Halo vortex lifts dandelion seeds - award-winning image from Edinburgh's School of Engineering

Halo vortex lifts dandelion seeds

Applied Mathematician Cathal Cummins together with colleagues Ignazio Maria Viola and Enrico Mastropaolo from Engineering and Madeleine Seale and Naomi Nakayama from Biology in Edinburgh have won the annual photo competition run by the EPSRC-funded UK Fluids Network. Their entry is called ‘Halo vortex lifts dandelion seeds’; here, Cummins describes his work and the image:
 
“Plants have evolved ingenious ways to lift their seeds. Some glide like paper planes; others rotate like helicopters. The dandelion uses a ‘parachute’, comprising a bundle of some 100 filaments to fly.

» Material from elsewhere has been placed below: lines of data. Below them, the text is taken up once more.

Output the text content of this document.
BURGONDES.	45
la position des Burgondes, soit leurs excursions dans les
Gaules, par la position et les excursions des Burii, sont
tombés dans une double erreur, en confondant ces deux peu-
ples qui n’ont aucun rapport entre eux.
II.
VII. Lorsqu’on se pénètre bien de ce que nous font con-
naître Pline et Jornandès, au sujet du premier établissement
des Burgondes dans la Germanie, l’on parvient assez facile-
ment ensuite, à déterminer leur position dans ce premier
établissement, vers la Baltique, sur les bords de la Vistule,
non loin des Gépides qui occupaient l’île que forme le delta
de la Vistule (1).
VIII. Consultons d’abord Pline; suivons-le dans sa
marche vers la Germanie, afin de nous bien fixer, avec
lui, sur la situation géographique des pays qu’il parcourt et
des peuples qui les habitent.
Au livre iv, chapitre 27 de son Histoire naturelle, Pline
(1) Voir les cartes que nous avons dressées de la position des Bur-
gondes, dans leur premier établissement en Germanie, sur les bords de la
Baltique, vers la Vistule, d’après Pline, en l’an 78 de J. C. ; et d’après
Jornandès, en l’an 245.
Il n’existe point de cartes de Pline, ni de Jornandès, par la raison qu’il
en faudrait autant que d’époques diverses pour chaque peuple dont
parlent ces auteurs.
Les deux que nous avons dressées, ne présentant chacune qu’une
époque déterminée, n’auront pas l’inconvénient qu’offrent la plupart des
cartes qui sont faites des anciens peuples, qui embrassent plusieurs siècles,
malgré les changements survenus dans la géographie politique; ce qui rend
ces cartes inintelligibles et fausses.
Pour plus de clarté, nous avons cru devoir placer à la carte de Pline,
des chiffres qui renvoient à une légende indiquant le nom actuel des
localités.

These parachutes are highly porous (>90% empty space), yet can carry seeds over 100km. We wanted to know why nature evolved such imperfect parachutes. We wanted to reveal the underlying flight mechanism of the dandelion.
 
We built a vertical wind tunnel, designed so that dandelion seeds can hover. Then, we inject smoke into the airflow and use a light sheet to illuminate a thin slice of the flow. Our experiments revealed that dandelion seeds generate a drag-enhancing vortex unlike any observed before in nature. This confers 4-5 times more aerodynamic loading than a conventional design of parachute and far superior flight stability. Hairy structures such as these are found everywhere in nature, and our discovery signals a new mode of locomotion in small organisms.”